How does he begin? Not just his credentials but with the relationship. Timothy and Paul are like father and son – not just founder and successor. They have been through the wars together for 17 years. While we often think of Timothy as shy and even weak based on a couple of references to his youth, weak stomach, and kind disposition, Paul sent him on the tough assignments. He was sent to Corinth to correct a corrupt, immoral and split church. He was sent to Thessalonika to encourage and support a church split and unsettled by false teaching about the second coming of Christ. He is sent to Philippi because, in Paul’s words, “I have no one else like him, who takes a genuine interest in your welfare. For everyone looks out for his own interests, not those of Jesus Christ. But you know that Timothy has proved himself, because as a son with his father he has served with me in the work of the gospel.” No one is more trusted by Paul. It’s not simply favoritism but Timothy has proved himself to be one of the anchors of the early church.
He is a son in the faith. We will see Paul use that word in several different ways in the book. They are not contradictory even though they mean different things.
Faith is saving faith. “By grace you have been saved, through faith – and this not from yourselves, it is the gift of God.”
Faith is a word used for a set of doctrines and beliefs. “The faith”
Faith is faithfulness and being trustworthy. One of the fruits of the spirit.
Timothy was a son in all three kinds of faith – sharing the grace Paul experienced, sharing the same beliefs about Christ, and sharing in Paul’s trust.
“As I urged you when I went into Macedonia, stay there in Ephesus so that you command certain men not to teach false doctrines any longer nor to devote themselves to myths and endless genealogies. These promote controversies rather than God’s work – which is by faith.”

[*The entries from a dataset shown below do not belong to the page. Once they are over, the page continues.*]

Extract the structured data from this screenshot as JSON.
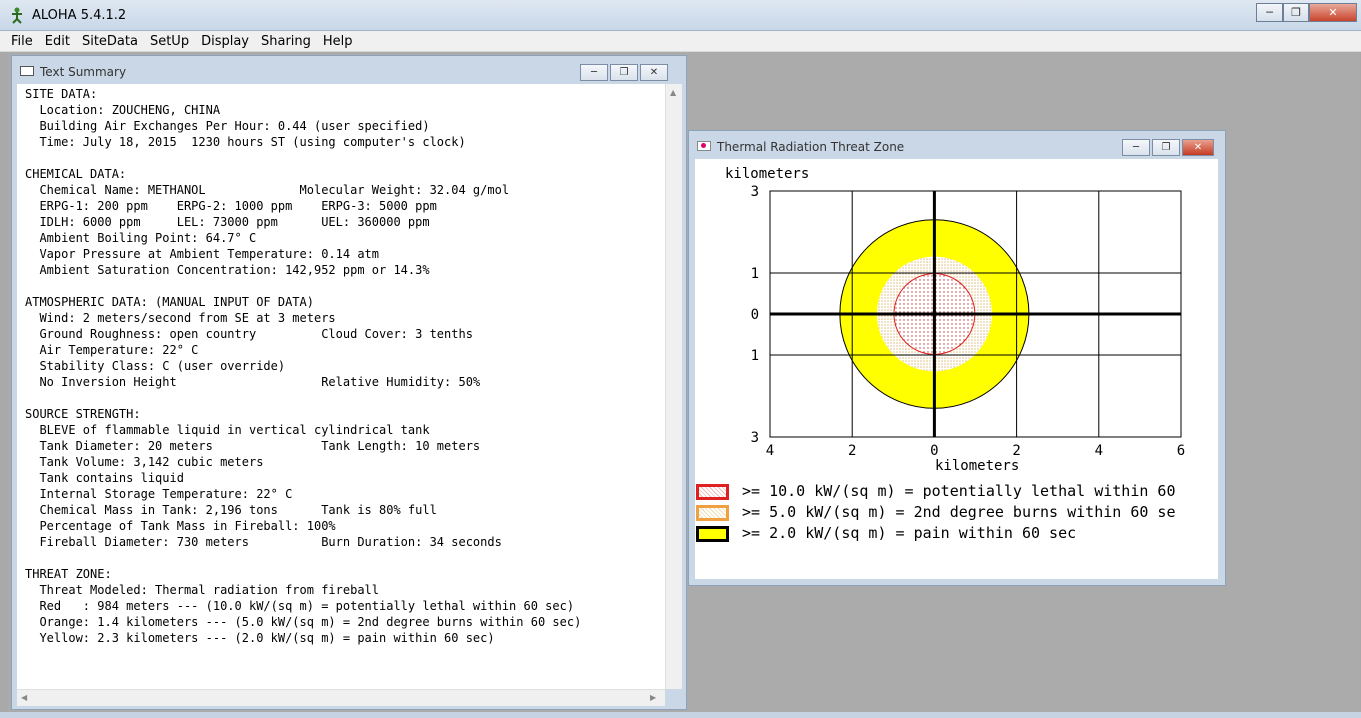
{
  "app": {
    "title": "ALOHA 5.4.1.2",
    "menu": [
      "File",
      "Edit",
      "SiteData",
      "SetUp",
      "Display",
      "Sharing",
      "Help"
    ]
  },
  "text_summary": {
    "title": "Text Summary",
    "lines": [
      "SITE DATA:",
      "  Location: ZOUCHENG, CHINA",
      "  Building Air Exchanges Per Hour: 0.44 (user specified)",
      "  Time: July 18, 2015  1230 hours ST (using computer's clock)",
      "",
      "CHEMICAL DATA:",
      "  Chemical Name: METHANOL             Molecular Weight: 32.04 g/mol",
      "  ERPG-1: 200 ppm    ERPG-2: 1000 ppm    ERPG-3: 5000 ppm",
      "  IDLH: 6000 ppm     LEL: 73000 ppm      UEL: 360000 ppm",
      "  Ambient Boiling Point: 64.7° C",
      "  Vapor Pressure at Ambient Temperature: 0.14 atm",
      "  Ambient Saturation Concentration: 142,952 ppm or 14.3%",
      "",
      "ATMOSPHERIC DATA: (MANUAL INPUT OF DATA)",
      "  Wind: 2 meters/second from SE at 3 meters",
      "  Ground Roughness: open country         Cloud Cover: 3 tenths",
      "  Air Temperature: 22° C",
      "  Stability Class: C (user override)",
      "  No Inversion Height                    Relative Humidity: 50%",
      "",
      "SOURCE STRENGTH:",
      "  BLEVE of flammable liquid in vertical cylindrical tank",
      "  Tank Diameter: 20 meters               Tank Length: 10 meters",
      "  Tank Volume: 3,142 cubic meters",
      "  Tank contains liquid",
      "  Internal Storage Temperature: 22° C",
      "  Chemical Mass in Tank: 2,196 tons      Tank is 80% full",
      "  Percentage of Tank Mass in Fireball: 100%",
      "  Fireball Diameter: 730 meters          Burn Duration: 34 seconds",
      "",
      "THREAT ZONE:",
      "  Threat Modeled: Thermal radiation from fireball",
      "  Red   : 984 meters --- (10.0 kW/(sq m) = potentially lethal within 60 sec)",
      "  Orange: 1.4 kilometers --- (5.0 kW/(sq m) = 2nd degree burns within 60 sec)",
      "  Yellow: 2.3 kilometers --- (2.0 kW/(sq m) = pain within 60 sec)"
    ]
  },
  "threat_zone": {
    "title": "Thermal Radiation Threat Zone",
    "y_unit": "kilometers",
    "x_unit": "kilometers",
    "y_ticks": [
      "3",
      "1",
      "0",
      "1",
      "3"
    ],
    "x_ticks": [
      "4",
      "2",
      "0",
      "2",
      "4",
      "6"
    ],
    "zones_km": {
      "red": 0.984,
      "orange": 1.4,
      "yellow": 2.3
    },
    "colors": {
      "red": "#e02020",
      "orange": "#f0a040",
      "yellow": "#ffff00"
    },
    "legend": [
      ">= 10.0 kW/(sq m) = potentially lethal within 60",
      ">= 5.0 kW/(sq m) = 2nd degree burns within 60 se",
      ">= 2.0 kW/(sq m) = pain within 60 sec"
    ]
  }
}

This is just another tough assignment for Timothy. He is used to arriving, putting out fires, and then rejoining Paul. This is different. Paul is telling him to stay put in Ephesus and not to move on. This is a permanent assignment for someone used to moving around. It will change his life – and Paul knows that from his own experience in Ephesus. I taught on Paul’s fears in Ephesus a while back:
This final fear and perhaps his worst was, I think, getting stuck among people with whom he could not communicate in a place he would have to stay and not preach then move on. He would have to become more than a debater and preacher. He would have to be more than an apostle. He would, over time, become a pastor. He would learn to submerse himself in the tedium and the frustration of working with lives of people that are broken, flawed, selfish and out of control. At the same time, it was only by staying in one place that he would make some of the greatest relationships of his life – like Priscilla and Aquila. Being a pastor is not being a CEO.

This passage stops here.